Frasdorf – „Rebellisch möcht’s werd’n“: Bei einer Veranstaltung unter dieser Überschrift durften altbekannte Geschichten wie die um den Räuber Kneißl nicht fehlen. Christoph Meier-Gehring, früherer Kulturreferent des Landkreises Rosenheim, präsentierte in Umrathshausen auf Einladung des Heimat- und Kulturvereins Frasdorf ein literarisch-musikalisches Mundartprogramm über das große und kleine Rebellentum in Bayern. Dafür war er tief in Geschichtsbücher, Archive und Biografien eingetaucht.
Das ging los mit der Memminger Bundesordnung und den zwölf Artikeln, Letzteres laut Meier-Gehring „die erste Menschenrechtserklärung“. Vor 500 Jahren schlossen sich in Memmingen die Vertreter der Baltringer und Allgäuer Haufen sowie des Bodensee-Haufens zu einer „Christlichen Vereinigung“ zusammen, beriefen sich auf das Evangelium und das göttliche Recht, das gegenüber den Grundherren durchgesetzt werden müsse. Und – oh Wunder: Die rechtliche und soziale Situation der Aufständischen verbesserte sich teilweise. Nach so viel Geschichtsstunde brauchte es eine musikalische Erfrischung: Das Fahrtenlied „Wir sind des Geyers schwarzer Haufen“ besang die Taten des Odenwälder Bauernführers Florian Geyers und seiner Anhänger während des Bauernkriegs 1525. Für was der Aufruf „Lieber bayerisch sterben, als in des Kaisers Unfug verderben“ steht, legte Meier-Gehring auch gleich dar: bayerischer Widerstand gegen die österreichische Herrschaft, der in der Sendlinger Mordweihnacht von 1705 gipfelte. Als einer der letzten bayerischen Aufständischen starb dabei der legendäre Schmied von Kochel. Ob dieser nun eine reale oder eine fiktive Person war, konnte der Abend zwar nicht klären, aber es gab ja noch so vieler weiterer Rebellen zu gedenken: Sei es der Wirtshaussepp z‘Garching, besungen im gleichnamigen Lied des Kraudn Sepp, das Haberfeldtreiben oder eben der Matthias Kneißl und seine „Kollegen“ Michael Heigl (1817 bis 1857) oder der Matthias Klostermeier (1736 bis 1771). Die Räuber, allesamt aus ärmlichen Verhältnissen, wurden „Sozialrebellen“. Nicht, dass er Verständnis für alle Taten habe, so Meier-Gehring, aber: Resozialisierung war damals ein Fremdwort. Meier-Gehring gedachte auch des Wildschützen Jennerwein, dessen tragisches Ende bis heute Rätsel aufgibt.

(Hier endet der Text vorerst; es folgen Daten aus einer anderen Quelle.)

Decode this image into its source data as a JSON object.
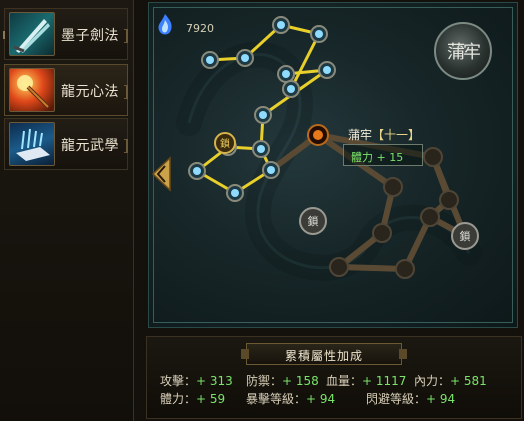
{
  "sidebar": {
    "items": [
      {
        "label": "墨子劍法",
        "icon": "twin-blades-icon",
        "active": false
      },
      {
        "label": "龍元心法",
        "icon": "fire-staff-icon",
        "active": true
      },
      {
        "label": "龍元武學",
        "icon": "ice-tome-icon",
        "active": false
      }
    ]
  },
  "map": {
    "score": "7920",
    "score_icon": "blue-spirit-flame-icon",
    "emblem_label": "蒲牢",
    "emblem_icon": "dragon-emblem-icon",
    "collapse_icon": "left-arrow-icon",
    "lock_icon_glyph": "鎖",
    "tooltip": {
      "title": "蒲牢",
      "bracket": "【十一】",
      "value": "體力 + 15"
    }
  },
  "stats": {
    "title": "累積屬性加成",
    "items": [
      {
        "label": "攻擊",
        "value": "+ 313"
      },
      {
        "label": "防禦",
        "value": "+ 158"
      },
      {
        "label": "血量",
        "value": "+ 1117"
      },
      {
        "label": "內力",
        "value": "+ 581"
      },
      {
        "label": "體力",
        "value": "+ 59"
      },
      {
        "label": "暴擊等級",
        "value": "+ 94"
      },
      {
        "label": "閃避等級",
        "value": "+ 94"
      }
    ]
  },
  "colors": {
    "positive": "#7be36a",
    "active_line": "#e8cf2a",
    "inactive_line": "#5a4a34",
    "node_glow": "#8fdcff"
  }
}
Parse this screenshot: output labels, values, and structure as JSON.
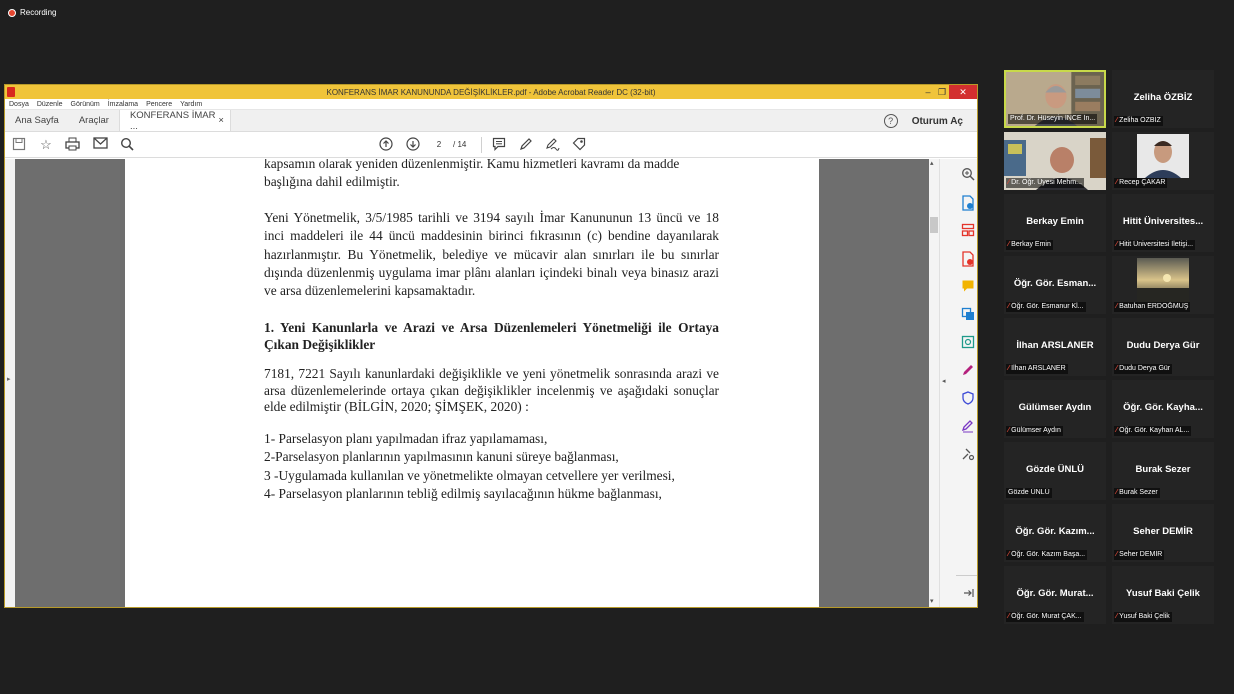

Und schon war man mittendrin in der bayerischen Revolution 1918/19: Wunderbar, wie Meier-Gehring das Gedicht vom Revoluzzer und Lampenputzer von Erich Mühsam rezitierte oder wie er schilderte, wie Oskar Maria Graf am Ende eines Protestmarsches zur Theresienwiese im Wirtshaus landet, wo normaler Betrieb herrscht. Auch wenn München das Zentrum der braunen Opposition wurde, Widerstand gab es. Beispielhaft dafür wieder Erich Mühsam: „Ich hab’s mein Lebtag nicht gelernt, mich fremdem Zwang zu fügen. Jetzt haben sie mich einkasernt, von Heim und Weib und Werk entfernt. Doch ob sie mich erschlügen: Sich fügen heißt lügen!“ 1934 wurde Mühsam im KZ Oranienburg hingerichtet. Graf hingegen blieb erst von dem Unbill der Nazis verschont, musste aber dann doch ins Exil fliehen. Dabei hatte er sich, so Meier-Gehring weiter, offen als linker Sympathisant geoutet und kämpfte „gegen die bayerische Wurschtigkeit und Passivität“.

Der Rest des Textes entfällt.